Latest lesson in my golf education; understanding the widely held belief that there are two main swings, one-plane and two-plane.
Very simply, one-plane means that the arms and shoulders swing on the same plane, two-plane means that the arms and shoulders swing on two different planes.
Left is one-plane, right is two-plane:
I have been reading a book called ‘The Plane Truth…’ by Jim Hardy and it’s been a real eye-opener because (a) it’s made me realise that there is more than just one ‘textbook’ way to swing a club and (b) I can’t try and copy every great swing I see and not every swing tip will be applicable to my natural swing tendency. The point is, you have to work what YOUR swing is (or you want it to be) and build your movements and practice around that. You get into trouble when you mix one and two plane principles; i.e. you set up for a one-plane swing but actually swing on two-plane.
I know I am a natural two-plane swinger, which is a shame because it is regarded as more complicated, difficult to repeat and dependent on timing and rhythm! I just can’t get comfortable with the one-swing movements so I will have to embrace what I’ve got and at least now I know what I should (and shouldn’t) be working.
Here are some of the key characteristics of a two-plane swing, and why I think it is my swing type:
Grip is neutral to weak, 1-2 knuckles of left hand visible maximum – I have worked to strengthen my grip recently, because it was neutral to weak before but I’ll ease up on that now.
Stance is narrow (inside shoulder width) – I commented in a previous post about how I struck the ball better with a narrower stance! Discovered totally by accident, but I now know is because I am a two-plane swinger and this is a key characteristic of one. Not as much weight shift, so doesn’t need to be wide.
Ball position – no real change here to what I was doing but I might need to stand slightly closer to the ball. Hands directly under chin at address.
Posture – I’ve probably had too much tilt and knee flex. Going to adopt a slightly more upright posture.
Weight distribution – this is an interesting one; should have 60% of weight on right side at address. All the common advice is weight centred or favouring left.
Backswing – shoulders stay quite level and you turn away from the ball whilst simultaneously lifing the arms. They have to move at same speed. This is why the two-plane swing can get difficult, timing is very important.
It’s OK to move slightly to the right as you move weight in the backswing, it’s beneficial because it creates a bit of much needed width. If your weight is too centred or on the left at top of backswing the swing is too narrow.
Both arms need to stay as straight as possible in the takeaway – again it adds a bit of width.
It’s even OK to be across the line slightly at the top! I’ve spent hours trying to sort this out, but Hardy considers it acceptable in a two-plane swing.

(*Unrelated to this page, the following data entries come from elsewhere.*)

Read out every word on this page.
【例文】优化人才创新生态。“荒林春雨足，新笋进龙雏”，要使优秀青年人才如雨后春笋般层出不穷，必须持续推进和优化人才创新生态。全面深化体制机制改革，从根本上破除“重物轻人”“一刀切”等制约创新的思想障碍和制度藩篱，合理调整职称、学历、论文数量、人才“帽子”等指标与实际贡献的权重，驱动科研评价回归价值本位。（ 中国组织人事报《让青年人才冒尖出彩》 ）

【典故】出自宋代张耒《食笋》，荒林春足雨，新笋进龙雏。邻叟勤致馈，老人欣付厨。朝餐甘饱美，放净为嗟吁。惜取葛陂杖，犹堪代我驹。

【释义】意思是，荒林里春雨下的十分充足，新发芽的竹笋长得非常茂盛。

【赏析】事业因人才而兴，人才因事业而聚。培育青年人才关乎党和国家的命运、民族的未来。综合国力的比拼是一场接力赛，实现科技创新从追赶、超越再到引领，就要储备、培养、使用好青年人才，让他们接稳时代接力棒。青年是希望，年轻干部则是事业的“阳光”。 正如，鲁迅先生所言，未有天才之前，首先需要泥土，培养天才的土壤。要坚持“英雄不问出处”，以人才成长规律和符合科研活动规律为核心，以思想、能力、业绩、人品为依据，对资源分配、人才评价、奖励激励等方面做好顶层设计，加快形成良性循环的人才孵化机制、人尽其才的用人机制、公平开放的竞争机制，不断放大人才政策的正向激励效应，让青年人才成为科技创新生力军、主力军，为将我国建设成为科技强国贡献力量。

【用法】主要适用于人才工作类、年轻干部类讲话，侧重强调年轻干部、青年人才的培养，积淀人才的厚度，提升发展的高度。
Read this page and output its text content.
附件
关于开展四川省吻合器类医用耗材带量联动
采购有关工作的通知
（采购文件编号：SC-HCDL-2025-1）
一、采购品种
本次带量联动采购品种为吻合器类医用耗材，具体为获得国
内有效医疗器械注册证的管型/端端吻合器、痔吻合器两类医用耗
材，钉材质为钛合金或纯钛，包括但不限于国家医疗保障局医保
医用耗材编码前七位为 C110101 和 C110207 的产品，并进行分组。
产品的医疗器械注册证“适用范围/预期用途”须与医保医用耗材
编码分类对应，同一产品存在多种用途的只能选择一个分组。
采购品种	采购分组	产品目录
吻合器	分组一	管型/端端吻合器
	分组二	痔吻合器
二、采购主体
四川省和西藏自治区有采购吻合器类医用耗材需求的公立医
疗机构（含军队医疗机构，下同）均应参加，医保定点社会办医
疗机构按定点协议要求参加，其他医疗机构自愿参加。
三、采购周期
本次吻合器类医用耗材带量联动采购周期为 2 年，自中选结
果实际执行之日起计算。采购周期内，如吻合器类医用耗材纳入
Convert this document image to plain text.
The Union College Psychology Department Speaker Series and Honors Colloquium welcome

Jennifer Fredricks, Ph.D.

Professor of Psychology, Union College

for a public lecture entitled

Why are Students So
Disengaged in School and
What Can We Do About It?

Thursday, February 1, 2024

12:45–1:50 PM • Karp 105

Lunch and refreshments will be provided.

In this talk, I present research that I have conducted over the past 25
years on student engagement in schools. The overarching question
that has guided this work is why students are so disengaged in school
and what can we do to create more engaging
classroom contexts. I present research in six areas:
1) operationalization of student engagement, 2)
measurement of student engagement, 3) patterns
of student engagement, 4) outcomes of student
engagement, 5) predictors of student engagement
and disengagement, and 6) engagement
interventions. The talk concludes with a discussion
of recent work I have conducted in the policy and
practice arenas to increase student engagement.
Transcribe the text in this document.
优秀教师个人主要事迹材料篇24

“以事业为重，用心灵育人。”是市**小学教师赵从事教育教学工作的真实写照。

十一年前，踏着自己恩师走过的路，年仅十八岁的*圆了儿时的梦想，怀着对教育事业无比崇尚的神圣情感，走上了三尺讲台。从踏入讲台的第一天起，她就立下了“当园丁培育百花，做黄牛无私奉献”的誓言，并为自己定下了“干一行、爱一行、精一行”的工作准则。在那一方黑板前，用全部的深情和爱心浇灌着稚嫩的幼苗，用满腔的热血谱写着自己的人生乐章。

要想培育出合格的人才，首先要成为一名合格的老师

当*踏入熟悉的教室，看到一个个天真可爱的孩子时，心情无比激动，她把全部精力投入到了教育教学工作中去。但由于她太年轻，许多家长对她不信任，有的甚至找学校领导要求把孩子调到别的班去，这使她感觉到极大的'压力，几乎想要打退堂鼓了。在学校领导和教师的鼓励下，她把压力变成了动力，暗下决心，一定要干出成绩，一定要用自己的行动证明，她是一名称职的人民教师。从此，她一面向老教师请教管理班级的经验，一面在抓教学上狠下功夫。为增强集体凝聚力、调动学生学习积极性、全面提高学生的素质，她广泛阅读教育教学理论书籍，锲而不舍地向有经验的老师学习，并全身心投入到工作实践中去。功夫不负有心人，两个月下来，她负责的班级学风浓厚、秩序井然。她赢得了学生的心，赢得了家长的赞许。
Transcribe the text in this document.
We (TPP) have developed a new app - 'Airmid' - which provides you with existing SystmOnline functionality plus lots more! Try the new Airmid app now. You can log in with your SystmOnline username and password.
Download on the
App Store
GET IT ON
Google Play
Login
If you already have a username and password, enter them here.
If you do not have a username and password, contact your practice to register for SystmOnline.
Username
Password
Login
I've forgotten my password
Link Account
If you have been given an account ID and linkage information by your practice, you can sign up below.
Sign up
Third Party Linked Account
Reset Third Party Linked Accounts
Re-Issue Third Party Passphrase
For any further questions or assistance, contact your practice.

Donwnswing – shoulders must stay passive. So difficult for me, I find it so hard to stop using my shoulders first! The arms must move down first, not out – the swing shape is actually a kind of V; back over right shoulder, down to impact, back over left.
Weight does shift to left side on downswing but it is very subtle, maybe 60% on front foot at impact. Not 80-100% as typically suggested.
Shoulders are square at impact, don’t let your spine angle change and don’t let the right shoulder dip.